Without a doubt, this time of year is all about winning. Thanks to the last few weeks of finals fever, the media has been full of tales about underdogs triumphing and boys from the wrong side of the tracks making good because of the saving grace of sport.
The football grand finals are one thing, but should we be concerned about how the high stakes attitudes of the AFL and NRL translate on the school sports field?
Parents invest significant money and time in providing opportunities for our kids to learn all the values and important life lessons that sport can impart. So deep is the idea that sport is inherently good, some private schools make weekend sport compulsory.
So it struck me as odd when my daughter started school and the principal penned a letter informing parents that physical violence or threats towards coaches, other parents and even the kids was unacceptable.
What sort of wholesome, life-affirming “great Australian sporting values” were being modelled at our children’s sporting events if warnings like this are necessary?
I’ve since heard enough horror stories of school sport to regard it as a nasty cesspit.
I know of parents abusing other people’s kids for missing a goal, parents intimidating coaches for letting weaker players have a turn on the court, and parents abusing umpires for not tolerating their kid’s violent behaviour.
And it’s not just team sports where parents model the worst sporting values. I’ve seen children reduced to tears by screaming and disappointed parents for losing an under-10s tennis match.
My friends’ 14-year-old daughter was called a “pussy” by her coach for not winning a match. Who knew that using a derogatory term for women and their genitalia would build motivation and self-esteem in teenage girls?
One of my husband’s enduring memories of childhood sport was being asked “Do you hate ’em?” by the coach before the football final. In the coach’s eyes, motivating his team would take nothing less than instilling in his players a loathing for the other side.
At the time, my husband was in Grade 3 and the grand final ended at three-quarter time because of the abusive behaviour of parents.
Former AFL star Glenn Archer recently punched a runner at his son’s under-15 football game. You’ll be pleased to know that Archer has taken “full responsibility” for his actions and will be staying on as a North Melbourne board director.
We can only assume he took “full responsibility” for his previous two assault charges as well.
Of course, not everyone involved in kids’ sport suffers from poor impulse control. One children’s football coach reported that one of the most frustrating parts of the job is dealing with controlling parents who seem to think that school sports is about them and what benefits their kids individually, rather than the team.
“I’ve heard parents say often over the years, ‘It’s all about you today – don’t worry about what [the coach] said – just grab the ball, run and take five bounces’,” the football coach said.
The benefits of exercise to kids’ physical and emotional wellbeing are well documented. But according to children’s mental health expert Georgina Manning, there’s a big difference between kids kicking a ball around a park and them being subjected to highly structured, high-stress and high-stakes organised sport.

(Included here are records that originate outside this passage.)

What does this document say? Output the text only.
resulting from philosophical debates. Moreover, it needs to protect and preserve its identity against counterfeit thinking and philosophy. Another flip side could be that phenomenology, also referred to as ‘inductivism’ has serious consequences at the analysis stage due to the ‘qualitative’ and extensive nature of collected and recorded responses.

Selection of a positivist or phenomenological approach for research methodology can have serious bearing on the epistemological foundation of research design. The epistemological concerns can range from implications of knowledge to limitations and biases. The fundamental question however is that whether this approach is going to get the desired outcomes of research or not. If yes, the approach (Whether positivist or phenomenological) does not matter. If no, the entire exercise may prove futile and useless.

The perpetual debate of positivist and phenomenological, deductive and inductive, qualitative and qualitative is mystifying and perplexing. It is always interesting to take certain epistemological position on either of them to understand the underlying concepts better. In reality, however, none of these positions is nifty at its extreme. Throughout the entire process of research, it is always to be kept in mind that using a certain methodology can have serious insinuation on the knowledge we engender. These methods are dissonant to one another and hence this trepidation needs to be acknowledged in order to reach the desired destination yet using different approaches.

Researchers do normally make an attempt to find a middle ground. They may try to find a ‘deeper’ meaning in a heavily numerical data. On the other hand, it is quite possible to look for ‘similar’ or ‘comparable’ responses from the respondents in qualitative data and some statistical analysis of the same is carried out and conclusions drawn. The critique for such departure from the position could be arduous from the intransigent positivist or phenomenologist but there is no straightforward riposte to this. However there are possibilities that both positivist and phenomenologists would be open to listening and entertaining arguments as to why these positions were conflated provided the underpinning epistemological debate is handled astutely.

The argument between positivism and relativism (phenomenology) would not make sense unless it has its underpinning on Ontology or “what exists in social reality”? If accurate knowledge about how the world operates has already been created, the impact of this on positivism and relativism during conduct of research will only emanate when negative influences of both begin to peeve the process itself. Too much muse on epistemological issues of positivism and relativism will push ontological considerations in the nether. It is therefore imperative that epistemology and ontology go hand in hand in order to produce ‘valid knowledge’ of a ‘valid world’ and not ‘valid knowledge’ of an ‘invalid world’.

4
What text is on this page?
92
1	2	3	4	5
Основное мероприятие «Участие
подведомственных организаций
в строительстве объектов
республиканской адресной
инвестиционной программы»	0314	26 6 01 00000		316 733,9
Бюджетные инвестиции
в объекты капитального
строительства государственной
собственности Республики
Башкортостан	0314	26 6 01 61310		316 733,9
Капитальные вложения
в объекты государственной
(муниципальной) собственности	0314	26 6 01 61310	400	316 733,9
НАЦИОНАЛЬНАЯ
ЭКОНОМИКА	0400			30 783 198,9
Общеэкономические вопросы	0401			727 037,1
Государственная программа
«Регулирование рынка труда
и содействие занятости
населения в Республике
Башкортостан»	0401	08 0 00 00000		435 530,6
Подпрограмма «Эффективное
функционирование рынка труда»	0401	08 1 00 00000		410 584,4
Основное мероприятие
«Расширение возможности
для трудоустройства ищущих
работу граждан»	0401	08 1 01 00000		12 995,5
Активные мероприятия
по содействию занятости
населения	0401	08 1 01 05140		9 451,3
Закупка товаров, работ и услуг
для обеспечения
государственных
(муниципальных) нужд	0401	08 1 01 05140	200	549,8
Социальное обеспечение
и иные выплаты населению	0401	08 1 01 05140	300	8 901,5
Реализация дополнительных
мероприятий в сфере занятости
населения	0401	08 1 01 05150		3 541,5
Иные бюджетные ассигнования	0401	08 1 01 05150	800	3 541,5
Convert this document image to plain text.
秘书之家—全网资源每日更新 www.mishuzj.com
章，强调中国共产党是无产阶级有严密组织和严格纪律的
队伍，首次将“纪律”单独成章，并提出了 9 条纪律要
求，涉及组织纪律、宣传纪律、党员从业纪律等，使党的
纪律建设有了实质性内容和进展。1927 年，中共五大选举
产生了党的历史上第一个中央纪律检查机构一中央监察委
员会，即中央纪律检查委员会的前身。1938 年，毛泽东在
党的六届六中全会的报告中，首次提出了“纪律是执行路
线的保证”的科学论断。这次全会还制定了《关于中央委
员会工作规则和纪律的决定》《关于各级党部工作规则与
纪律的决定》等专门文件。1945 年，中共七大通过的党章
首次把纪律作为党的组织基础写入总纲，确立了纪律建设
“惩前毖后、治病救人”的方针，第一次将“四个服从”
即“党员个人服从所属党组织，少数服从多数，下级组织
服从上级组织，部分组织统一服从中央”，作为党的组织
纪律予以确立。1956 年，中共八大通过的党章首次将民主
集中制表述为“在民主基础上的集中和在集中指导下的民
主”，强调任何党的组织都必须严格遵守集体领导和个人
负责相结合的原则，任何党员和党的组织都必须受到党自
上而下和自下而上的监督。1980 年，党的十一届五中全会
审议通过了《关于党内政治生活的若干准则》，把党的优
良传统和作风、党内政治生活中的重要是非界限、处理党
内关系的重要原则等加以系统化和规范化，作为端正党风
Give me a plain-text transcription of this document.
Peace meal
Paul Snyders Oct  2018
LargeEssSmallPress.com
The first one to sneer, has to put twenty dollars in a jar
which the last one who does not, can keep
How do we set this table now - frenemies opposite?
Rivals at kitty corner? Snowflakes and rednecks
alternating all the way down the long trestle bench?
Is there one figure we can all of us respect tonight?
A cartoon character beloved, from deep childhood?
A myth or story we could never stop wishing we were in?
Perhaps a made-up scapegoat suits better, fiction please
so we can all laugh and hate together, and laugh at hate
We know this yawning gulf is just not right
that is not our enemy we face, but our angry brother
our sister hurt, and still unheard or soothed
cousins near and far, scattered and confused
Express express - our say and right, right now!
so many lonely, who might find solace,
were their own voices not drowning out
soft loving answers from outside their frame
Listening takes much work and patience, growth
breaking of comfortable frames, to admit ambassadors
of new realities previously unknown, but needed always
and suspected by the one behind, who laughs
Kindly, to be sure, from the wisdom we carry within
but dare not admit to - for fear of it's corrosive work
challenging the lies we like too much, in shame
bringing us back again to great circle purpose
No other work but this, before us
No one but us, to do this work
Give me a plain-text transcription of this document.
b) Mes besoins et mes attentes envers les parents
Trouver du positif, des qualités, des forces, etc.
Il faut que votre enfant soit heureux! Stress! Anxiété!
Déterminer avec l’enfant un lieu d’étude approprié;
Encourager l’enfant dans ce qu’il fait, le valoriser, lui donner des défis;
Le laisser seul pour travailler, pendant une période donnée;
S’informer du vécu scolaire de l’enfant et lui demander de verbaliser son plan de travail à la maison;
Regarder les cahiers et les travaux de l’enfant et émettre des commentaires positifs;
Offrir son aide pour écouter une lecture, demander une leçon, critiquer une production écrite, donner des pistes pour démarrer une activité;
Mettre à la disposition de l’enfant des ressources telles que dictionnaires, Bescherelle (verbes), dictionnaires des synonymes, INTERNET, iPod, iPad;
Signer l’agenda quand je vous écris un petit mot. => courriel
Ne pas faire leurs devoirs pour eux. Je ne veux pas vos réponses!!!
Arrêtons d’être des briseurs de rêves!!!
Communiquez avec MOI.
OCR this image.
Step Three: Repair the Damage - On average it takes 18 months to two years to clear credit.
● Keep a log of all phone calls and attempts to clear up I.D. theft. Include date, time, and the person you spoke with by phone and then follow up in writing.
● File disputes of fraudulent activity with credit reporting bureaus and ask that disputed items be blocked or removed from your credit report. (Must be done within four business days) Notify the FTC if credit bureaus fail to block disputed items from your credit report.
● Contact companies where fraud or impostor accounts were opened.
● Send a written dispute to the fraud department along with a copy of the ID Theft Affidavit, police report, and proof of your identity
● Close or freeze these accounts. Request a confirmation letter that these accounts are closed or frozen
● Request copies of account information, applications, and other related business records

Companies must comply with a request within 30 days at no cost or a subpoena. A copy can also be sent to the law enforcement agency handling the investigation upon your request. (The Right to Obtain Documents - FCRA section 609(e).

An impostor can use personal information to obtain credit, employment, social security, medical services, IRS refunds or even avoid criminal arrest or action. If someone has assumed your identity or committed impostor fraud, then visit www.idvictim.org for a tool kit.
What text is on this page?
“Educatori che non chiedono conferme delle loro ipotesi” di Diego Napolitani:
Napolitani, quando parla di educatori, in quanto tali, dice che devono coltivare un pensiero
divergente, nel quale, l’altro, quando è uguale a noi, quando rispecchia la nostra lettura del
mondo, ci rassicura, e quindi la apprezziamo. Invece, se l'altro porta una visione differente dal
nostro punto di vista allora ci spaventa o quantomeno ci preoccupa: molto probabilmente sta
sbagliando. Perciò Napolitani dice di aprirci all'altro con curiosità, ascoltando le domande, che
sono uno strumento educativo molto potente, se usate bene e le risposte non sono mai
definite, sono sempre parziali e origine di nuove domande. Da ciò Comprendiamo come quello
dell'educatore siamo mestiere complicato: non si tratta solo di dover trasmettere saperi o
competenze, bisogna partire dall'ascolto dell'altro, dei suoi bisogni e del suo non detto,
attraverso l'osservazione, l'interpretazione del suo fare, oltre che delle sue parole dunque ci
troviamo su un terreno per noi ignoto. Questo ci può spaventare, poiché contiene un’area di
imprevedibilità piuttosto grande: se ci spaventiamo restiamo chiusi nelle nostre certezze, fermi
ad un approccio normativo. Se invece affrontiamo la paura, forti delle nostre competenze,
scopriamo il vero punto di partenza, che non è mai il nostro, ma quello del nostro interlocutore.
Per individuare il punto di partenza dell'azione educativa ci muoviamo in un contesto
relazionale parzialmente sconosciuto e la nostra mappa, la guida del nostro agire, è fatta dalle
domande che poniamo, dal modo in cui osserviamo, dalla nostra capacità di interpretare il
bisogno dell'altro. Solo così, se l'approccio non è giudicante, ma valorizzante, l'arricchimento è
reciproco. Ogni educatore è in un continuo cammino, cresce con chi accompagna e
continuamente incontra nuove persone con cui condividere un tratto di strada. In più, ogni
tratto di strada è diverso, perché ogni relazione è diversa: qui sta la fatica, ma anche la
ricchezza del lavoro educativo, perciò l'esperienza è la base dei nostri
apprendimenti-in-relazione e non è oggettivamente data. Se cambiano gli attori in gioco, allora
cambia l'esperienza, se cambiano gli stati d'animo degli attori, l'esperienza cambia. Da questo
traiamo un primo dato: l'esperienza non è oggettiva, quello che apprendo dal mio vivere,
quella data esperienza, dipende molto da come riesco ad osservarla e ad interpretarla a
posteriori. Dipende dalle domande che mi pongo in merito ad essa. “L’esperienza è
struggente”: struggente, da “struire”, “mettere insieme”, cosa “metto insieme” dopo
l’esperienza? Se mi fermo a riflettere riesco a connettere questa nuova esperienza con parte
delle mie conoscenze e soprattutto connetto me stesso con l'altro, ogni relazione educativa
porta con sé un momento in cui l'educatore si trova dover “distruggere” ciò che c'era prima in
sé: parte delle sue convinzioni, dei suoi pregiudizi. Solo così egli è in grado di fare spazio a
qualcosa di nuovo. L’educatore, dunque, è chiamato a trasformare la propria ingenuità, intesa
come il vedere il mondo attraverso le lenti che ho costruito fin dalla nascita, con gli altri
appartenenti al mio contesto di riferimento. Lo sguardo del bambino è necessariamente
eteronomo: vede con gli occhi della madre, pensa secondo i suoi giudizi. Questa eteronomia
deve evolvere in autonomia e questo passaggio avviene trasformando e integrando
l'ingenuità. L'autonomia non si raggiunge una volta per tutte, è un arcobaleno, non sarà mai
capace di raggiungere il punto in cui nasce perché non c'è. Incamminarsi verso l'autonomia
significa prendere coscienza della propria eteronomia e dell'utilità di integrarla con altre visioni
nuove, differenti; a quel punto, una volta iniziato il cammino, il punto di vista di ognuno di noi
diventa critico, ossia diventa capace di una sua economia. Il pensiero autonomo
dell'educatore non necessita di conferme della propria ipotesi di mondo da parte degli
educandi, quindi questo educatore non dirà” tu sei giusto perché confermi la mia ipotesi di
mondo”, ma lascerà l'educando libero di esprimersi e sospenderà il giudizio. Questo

“If parents have too much invested then the result is much more important, and teaches kids to not just have fun and enjoy the process, it becomes a ‘Win at all costs’ mentality,” says Manning who is a registered counsellor and psychotherapist and director of Wellbeing for Kids.
Manning says another potential downside of organised sport can be the time it takes away from kids having free time to just play and have fun.
“I was counselling a boy who was having regular anxiety and it came to light that soccer was the cause of his ‘stress’. Once he showed talent, his parents started pushing him to be the best at soccer and put him into training five nights a week and on Saturday.
“He was exhausted and didn’t enjoy the game anymore – he just wanted to play and have fun again. He literally had no time left for down time, playing, socialising, reflecting, discovering other interests and just being an 11-year-old boy – it was no surprise he suffered so much anxiety and wasn’t enjoying life.”
It’s frequently said that sport is character-building. And it can be. But that’s not necessarily a good thing.
You don’t have to spend too much time around kids’ sport to see that it can create characters who are incapable of losing gracefully, who want to win at all costs, who reject the weakest teammates instead of supporting them, and resolve conflicts with verbal abuse and a quick right hook.